我把嫁衣鎖進木匣,抱到藥房,關上門,開始動手。
不是驗毒。昨天舔那一口己經把毒的性子摸了個大概。我要做的是把染料從絲線上分離出來,搞清楚主料是什麼。
太醫院那幫老學究連南疆箭矢花長什麼樣都沒見過。但我能。我爹教過我,草木毒不像礦物毒,礦物毒是死的,草木毒是活的,成分會隨著季節、土壤、採摘時辰變化。但所有草木毒都有一個共同特點——它會留下痕跡。在絲線上留下顏色,在水裡留下氣味,在舌尖留下溫度。

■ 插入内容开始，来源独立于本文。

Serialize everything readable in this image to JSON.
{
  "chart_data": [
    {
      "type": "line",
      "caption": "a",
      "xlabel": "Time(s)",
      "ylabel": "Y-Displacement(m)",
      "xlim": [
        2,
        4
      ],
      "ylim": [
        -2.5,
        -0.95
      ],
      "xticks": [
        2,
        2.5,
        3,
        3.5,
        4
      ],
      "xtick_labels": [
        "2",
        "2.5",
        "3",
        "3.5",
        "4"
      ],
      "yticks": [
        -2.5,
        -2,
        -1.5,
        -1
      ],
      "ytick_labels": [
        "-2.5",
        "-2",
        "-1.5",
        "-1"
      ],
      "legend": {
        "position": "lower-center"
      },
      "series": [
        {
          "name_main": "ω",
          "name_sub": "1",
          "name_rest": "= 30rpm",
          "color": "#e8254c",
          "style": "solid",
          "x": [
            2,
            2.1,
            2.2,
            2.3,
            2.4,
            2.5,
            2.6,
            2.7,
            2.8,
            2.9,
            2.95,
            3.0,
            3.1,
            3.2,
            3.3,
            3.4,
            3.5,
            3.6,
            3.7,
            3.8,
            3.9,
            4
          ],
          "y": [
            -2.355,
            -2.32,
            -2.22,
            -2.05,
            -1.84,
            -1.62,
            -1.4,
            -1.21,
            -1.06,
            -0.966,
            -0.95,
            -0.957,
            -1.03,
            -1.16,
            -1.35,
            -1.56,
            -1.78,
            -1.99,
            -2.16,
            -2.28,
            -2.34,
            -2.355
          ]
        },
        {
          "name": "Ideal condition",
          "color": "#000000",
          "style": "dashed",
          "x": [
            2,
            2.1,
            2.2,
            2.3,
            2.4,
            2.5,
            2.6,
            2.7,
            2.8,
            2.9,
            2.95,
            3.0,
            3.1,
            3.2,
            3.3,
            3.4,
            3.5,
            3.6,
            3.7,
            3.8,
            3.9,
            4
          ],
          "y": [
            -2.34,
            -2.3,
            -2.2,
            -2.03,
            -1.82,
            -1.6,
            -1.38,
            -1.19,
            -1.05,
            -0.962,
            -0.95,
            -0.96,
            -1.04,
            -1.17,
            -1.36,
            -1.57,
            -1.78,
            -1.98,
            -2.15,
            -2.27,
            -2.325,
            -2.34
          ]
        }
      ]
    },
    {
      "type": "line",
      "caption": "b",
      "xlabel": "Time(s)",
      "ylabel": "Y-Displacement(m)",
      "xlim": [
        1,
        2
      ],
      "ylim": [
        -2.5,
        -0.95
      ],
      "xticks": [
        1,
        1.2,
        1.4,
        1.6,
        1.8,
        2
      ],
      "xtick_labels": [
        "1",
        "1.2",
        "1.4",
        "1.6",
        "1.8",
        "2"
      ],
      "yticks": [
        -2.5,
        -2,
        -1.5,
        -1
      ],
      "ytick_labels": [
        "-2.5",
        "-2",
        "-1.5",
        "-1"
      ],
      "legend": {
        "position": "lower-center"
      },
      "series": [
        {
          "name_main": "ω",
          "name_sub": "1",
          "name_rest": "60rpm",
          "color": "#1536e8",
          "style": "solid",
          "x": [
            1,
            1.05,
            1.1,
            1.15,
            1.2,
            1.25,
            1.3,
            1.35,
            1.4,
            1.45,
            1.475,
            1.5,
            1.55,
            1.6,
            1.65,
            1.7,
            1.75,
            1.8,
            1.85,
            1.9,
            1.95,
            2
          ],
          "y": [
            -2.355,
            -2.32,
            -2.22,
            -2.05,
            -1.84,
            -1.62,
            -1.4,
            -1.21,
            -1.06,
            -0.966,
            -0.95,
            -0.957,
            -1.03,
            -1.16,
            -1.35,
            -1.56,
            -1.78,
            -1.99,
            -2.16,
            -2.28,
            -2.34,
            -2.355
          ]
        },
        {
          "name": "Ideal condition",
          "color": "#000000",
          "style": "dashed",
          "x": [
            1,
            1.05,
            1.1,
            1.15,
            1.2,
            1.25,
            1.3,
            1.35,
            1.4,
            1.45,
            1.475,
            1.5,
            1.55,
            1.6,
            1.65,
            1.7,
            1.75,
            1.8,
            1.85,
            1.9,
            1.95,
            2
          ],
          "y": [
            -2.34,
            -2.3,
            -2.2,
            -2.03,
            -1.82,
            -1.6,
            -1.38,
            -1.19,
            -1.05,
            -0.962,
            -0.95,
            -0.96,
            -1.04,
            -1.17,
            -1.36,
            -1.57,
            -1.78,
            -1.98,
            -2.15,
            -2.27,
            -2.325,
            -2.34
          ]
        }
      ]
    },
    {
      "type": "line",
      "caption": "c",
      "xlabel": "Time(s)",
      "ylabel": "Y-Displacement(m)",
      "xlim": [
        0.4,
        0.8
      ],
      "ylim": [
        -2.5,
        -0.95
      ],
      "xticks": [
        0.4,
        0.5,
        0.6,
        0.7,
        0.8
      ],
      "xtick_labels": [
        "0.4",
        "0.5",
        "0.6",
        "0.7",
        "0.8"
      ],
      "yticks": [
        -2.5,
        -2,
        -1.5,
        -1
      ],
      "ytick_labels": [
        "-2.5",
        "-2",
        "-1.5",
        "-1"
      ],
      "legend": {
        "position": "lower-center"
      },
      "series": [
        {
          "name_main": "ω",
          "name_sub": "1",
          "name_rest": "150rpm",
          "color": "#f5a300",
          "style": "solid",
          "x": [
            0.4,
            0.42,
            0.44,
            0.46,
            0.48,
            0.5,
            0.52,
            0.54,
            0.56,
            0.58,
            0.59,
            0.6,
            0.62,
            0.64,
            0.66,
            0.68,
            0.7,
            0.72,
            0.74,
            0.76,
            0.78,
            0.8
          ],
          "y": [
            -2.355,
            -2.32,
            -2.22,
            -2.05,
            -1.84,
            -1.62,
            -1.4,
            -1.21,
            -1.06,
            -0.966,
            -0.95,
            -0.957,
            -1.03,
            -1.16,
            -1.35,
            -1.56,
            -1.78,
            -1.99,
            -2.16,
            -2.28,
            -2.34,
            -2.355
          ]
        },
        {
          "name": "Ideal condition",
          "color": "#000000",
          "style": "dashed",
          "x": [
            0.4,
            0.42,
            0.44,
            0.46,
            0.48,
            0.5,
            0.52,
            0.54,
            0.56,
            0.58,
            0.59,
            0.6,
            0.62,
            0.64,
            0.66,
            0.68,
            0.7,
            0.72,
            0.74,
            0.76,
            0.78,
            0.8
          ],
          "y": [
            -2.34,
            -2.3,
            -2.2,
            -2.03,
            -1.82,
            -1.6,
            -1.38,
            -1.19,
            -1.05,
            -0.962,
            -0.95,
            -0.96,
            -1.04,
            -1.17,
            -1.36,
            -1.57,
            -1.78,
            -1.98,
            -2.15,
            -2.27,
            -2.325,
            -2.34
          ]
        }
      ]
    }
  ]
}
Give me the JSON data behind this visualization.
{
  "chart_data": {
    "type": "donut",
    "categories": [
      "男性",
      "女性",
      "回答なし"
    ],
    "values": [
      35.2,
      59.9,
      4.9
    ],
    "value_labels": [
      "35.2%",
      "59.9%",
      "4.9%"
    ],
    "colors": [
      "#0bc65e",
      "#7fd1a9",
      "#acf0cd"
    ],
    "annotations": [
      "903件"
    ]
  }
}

我從藥櫃裡翻出小銅鼎、白瓷碟、蒸餾用的清水和一小瓶我爹留的分離液。剪下袖口那片繡了箭矢花的布,浸在分離液裡泡了兩炷香。
溶液從透明變成淡黃,又從淡黃變成淺褐。
我把布片夾出來,銅鼎裡剩半碟淺褐色的液體,燈下泛著一層幽微的金光。
拿銀針探了探液麵,不變色。滴了一滴在白瓷碟上湊近了聞——草木腥氣比干絲線上濃了好幾倍,還混著一股鐵鏽味和一種花香,不是玫瑰也不是茉莉,是更野的花,開在山裡沒人採過的那種。
第一天我只做了一件事:用蒸餾法把分離液裡的成分拆開。加熱到不同溫度,分三次冷凝,接了三隻小瓷瓶。
第一瓶,清液,無色無味,是浸泡絲線的基液。
第二瓶,淡黃色油狀物,辛烈刺鼻,手指沾了一丁點搓了搓,指腹立刻發麻——川烏頭的揮發油,濃度比藥鋪裡賣的高得多。
第三瓶才是真正的東西。
液體濃稠,暗紅色,滴在白瓷碟上像一滴血。我拿舌尖碰了一下,三息之內舌根以下全麻了,比昨天舔絲線時強了好幾倍。
主料不是川烏頭。主料是這個暗紅色的東西。
我把銅鼎裡的殘液倒出來,用銀針撥了撥。殘液濃得像膏,在碟底凝成薄一層暗紅色的膜,對著光看,膜面上有一絲一絲的金線紋路,和嫁衣上那道金線勾邊的色澤一模一樣。
不是金屬粉末——是這種毒液本身就帶金色。
我搜遍了腦子裡所有關於草木毒的記憶。烏頭毒是褐色的,曼陀羅毒是黃綠色的,斷腸草毒是乳白色的。暗紅帶金線的?沒有。哪本書裡都沒有。
箭矢花毒。我爹沒教過,南疆藥材他從來不碰。
——他從來不碰南疆的東西。
這句話在我腦子裡停了一下。他不是不想留我孃的東西,是不敢留。南疆的東西會暴露我孃的身份,殺身之禍會從天香部遺址一路追到南巷。他把嫁衣送去蜀中,不是不想讓女兒穿,是想讓這件東西離我遠一點,首到他死了、沒辦法再護著我了,才讓秦氏把它送回來。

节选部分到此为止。